Deep as my sympathy for Summers was at that moment, it has only grown with my recognition of all that he faced. As an economist and ex-Secretary of the Treasury, he no doubt had friends and colleagues in the WTC towers. As a father, he had to endure those losses without the love and support of his children, who were hours away in Washington. And as a university president, he knew that the danger was not past, because accomplices to the attack lurked just across the Charles—if not on this side.
With all that weighing on his mind, responsibility demanded not only that Summers share in our mourning, but also that he secure the Harvard campuses and coordinate the University’s response. Summers carried out those responsibilities with admirable sensitivity. His insistence that fear not bleed into hate—that diversity be protected to the utmost—is a tribute to the power of principles at this institution. Moreover, his efforts to encourage donations and provide financial relief to the victims—including the University’s $1 million contribution to scholarships for the victims’ families—will certainly aid the recovery.
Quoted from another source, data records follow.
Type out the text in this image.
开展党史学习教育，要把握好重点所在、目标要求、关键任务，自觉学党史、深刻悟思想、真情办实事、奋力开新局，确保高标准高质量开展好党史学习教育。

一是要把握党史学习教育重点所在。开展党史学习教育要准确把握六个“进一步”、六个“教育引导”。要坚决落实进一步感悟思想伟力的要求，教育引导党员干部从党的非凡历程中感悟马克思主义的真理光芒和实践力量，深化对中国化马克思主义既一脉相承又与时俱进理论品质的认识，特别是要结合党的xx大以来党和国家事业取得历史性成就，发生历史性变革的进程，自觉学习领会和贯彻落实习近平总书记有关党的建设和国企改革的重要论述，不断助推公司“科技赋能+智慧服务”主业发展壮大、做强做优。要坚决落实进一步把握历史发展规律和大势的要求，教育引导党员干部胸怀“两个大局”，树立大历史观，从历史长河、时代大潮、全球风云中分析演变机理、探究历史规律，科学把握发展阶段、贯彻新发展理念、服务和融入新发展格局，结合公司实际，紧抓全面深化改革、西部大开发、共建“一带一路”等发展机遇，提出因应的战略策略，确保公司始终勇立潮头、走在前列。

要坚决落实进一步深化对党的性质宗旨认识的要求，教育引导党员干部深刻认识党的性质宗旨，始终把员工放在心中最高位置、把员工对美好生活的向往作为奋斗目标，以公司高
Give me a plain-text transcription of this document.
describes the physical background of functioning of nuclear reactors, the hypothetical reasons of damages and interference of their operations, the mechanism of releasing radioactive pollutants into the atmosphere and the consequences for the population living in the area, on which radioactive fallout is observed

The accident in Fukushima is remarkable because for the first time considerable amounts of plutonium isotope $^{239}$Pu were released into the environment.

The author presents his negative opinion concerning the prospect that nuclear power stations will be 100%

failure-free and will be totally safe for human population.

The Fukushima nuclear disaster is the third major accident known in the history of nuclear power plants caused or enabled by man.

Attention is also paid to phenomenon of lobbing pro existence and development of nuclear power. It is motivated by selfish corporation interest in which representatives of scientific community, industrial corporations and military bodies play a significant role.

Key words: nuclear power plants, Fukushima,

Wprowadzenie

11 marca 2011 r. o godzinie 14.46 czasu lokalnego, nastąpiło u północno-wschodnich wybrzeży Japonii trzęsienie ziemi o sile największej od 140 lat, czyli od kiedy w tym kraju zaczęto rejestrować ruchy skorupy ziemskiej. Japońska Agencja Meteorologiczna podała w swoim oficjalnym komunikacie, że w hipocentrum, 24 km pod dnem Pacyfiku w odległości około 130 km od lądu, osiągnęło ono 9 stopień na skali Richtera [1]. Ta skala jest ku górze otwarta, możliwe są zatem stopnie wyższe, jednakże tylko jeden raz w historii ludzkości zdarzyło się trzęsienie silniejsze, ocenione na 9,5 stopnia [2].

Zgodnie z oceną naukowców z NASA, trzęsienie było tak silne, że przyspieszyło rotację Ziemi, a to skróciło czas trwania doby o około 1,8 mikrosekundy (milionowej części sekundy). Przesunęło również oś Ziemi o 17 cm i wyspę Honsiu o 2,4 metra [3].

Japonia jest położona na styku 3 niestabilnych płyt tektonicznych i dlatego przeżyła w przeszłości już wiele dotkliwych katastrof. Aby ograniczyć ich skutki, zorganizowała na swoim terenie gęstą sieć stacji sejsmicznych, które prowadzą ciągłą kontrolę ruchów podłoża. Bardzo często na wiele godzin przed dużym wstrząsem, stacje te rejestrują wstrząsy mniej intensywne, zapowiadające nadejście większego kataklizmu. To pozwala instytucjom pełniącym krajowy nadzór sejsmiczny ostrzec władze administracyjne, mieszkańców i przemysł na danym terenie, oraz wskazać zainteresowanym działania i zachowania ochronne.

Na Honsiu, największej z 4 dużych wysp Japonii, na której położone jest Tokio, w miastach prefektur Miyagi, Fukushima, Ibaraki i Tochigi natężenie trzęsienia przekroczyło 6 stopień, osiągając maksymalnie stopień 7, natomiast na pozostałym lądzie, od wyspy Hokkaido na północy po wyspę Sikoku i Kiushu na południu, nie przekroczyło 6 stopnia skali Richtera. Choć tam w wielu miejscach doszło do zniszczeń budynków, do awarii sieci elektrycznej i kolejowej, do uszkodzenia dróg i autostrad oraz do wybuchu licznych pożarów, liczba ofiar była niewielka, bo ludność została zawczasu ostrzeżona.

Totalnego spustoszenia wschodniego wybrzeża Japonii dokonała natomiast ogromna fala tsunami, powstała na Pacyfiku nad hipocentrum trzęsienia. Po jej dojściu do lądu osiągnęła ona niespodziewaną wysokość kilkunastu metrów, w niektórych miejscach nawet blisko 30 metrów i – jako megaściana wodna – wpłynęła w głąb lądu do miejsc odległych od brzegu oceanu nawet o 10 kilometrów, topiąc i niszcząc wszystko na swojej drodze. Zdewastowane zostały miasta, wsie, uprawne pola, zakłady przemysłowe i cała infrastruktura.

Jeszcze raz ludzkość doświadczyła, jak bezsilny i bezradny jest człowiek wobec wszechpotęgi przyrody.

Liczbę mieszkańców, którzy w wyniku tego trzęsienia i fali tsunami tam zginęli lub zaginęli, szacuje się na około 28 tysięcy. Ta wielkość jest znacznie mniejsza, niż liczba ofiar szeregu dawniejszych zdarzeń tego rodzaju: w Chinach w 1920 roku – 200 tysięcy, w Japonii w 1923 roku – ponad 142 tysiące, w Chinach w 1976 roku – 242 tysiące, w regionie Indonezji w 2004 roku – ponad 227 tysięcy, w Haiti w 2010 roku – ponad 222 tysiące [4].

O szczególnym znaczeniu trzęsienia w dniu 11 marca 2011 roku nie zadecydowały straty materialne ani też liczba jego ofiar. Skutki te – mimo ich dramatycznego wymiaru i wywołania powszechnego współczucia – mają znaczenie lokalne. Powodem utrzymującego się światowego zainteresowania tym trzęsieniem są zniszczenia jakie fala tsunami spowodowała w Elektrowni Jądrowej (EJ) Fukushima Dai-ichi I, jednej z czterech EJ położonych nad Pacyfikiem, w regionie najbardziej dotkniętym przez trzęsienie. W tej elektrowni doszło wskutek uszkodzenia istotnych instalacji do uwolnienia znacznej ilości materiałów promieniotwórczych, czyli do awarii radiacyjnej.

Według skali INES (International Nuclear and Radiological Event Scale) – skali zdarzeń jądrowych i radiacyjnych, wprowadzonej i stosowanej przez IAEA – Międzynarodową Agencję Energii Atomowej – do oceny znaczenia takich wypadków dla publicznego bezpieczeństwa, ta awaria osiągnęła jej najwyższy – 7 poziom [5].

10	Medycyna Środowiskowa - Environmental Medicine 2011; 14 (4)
Although some students and professors have criticized Summers for choosing not to postpone shopping period, he did so with compassion, not callousness. Summers explained his reasoning in a Sept. 21 speech at Memorial Church’s morning prayer service:
“We will carry on our work. We will make every day count. In doing so, we will emerge shaken, but ultimately stronger in the face of what has happened. We will show that we have great hope for the future.” Summers understood the burden we all have endured since being shaken by Sept. 11, and he urged us on in the name of hope, not stoicism. The value he placed on each day of our lives, together with his desire to connect with the Harvard community in a spiritual setting, demonstrate the same down-to-earth humanity that he showed at the vigil.
Whether or not you agree that classes should have begun as scheduled, you have to respect the sympathy and sensitivity behind Summers’ decision. Like all of us, the burden of carrying on was heavy upon him. Summers bore that burden with sincerity and determination, and I applaud him for having the courage to share his struggle with us.